Abidjan, 07 avr 2026 (AIP) – Assiè Akpéssé, localité du département de M’Batto, a vibré du 3 au 5 avril 2026 au rythme de la 18ᵉ édition du festival « Motema Pembé », placée sous le thème central : « La terre, notre héritage ».
Au-delà de l’ambiance festive ayant réuni plus de 5 000 participants, cette édition s’est distinguée par un message fort en faveur de la gestion durable du foncier et de la préservation des ressources naturelles.
Pendant trois jours, la célébration des traditions locales à travers chants, danses et expressions artistiques, portées par plus d’une trentaine d’artistes, a servi de toile de fond à une réflexion approfondie sur l’avenir des terres communautaires.
Intervenant majeur de cette édition, le commissaire général du festival, le professeur Edia Oi Edia, a lancé un appel pressant à la responsabilité collective.
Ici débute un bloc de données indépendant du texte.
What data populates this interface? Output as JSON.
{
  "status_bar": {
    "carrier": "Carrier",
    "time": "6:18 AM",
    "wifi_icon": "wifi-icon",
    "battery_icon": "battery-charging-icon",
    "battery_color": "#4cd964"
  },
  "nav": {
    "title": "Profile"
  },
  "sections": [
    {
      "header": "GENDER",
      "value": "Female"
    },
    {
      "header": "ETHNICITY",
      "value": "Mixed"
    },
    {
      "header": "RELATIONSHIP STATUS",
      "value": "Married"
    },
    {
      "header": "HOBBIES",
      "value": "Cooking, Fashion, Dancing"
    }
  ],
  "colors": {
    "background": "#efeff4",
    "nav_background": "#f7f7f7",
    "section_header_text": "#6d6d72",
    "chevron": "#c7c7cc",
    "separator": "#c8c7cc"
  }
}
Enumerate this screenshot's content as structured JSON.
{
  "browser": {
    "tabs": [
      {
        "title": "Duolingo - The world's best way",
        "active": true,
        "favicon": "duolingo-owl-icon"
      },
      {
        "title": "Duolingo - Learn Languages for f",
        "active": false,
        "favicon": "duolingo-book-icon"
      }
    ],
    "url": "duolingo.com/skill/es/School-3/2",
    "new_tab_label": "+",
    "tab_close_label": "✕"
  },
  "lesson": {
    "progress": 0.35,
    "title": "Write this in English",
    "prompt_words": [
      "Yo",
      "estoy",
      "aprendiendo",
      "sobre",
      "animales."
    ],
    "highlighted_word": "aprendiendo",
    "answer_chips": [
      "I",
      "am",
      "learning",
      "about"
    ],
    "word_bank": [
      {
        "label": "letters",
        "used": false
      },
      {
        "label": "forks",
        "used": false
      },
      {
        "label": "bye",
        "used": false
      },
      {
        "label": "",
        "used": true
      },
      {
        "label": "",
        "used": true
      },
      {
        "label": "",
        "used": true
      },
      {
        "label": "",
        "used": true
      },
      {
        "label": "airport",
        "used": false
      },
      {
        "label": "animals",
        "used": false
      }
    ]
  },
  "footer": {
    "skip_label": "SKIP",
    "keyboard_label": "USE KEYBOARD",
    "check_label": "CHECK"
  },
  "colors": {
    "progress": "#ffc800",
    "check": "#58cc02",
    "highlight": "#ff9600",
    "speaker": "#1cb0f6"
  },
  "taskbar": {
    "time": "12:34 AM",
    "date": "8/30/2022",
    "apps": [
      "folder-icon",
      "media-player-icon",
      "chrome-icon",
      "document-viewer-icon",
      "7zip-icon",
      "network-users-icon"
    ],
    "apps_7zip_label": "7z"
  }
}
Il a insisté sur la nécessité de protéger la terre, qu’il a qualifiée de patrimoine vital pour la survie et la stabilité des communautés. Selon lui, seule une gestion durable permettra d’assurer la transmission de cet héritage aux générations futures.
Dans le prolongement de cette vision, un panel animé par trois universitaires a permis d’approfondir les enjeux liés au foncier. Les intervenants ont unanimement souligné le caractère stratégique de la terre, particulièrement dans un contexte marqué par des tensions récurrentes.
Ils ont exhorté les populations à adopter des pratiques responsables, fondées sur le respect des règles et la préservation des ressources, afin de garantir la cohésion sociale et le développement local.
Parrain de l’événement, N’Guessan Oi N’Guessan Pierre a, pour sa part, mis en lumière l’impact concret du festival sur la vie des populations. Il a rappelé que les éditions précédentes ont permis la réalisation d’infrastructures sociales, notamment la construction d’un logement pour la sage-femme ainsi que celle du groupe scolaire Ahoua N’doli, illustrant ainsi l’ancrage du festival dans une dynamique de développement durable.
La participation de l’ambassadrice du Canada en Côte d’Ivoire, Sandra Choufani, en qualité d’invitée spéciale, a également marqué les esprits. Son intronisation sous un nom traditionnel a symbolisé l’ouverture et l’intégration culturelle, en cohérence avec les valeurs portées par le festival.
La clôture, intervenue le 5 avril en pleine célébration de la fête de Pâques, a conféré à l’événement une dimension à la fois spirituelle et communautaire, renforçant le message central : la terre, bien commun, doit être protégée et valorisée pour assurer un avenir harmonieux aux générations à venir.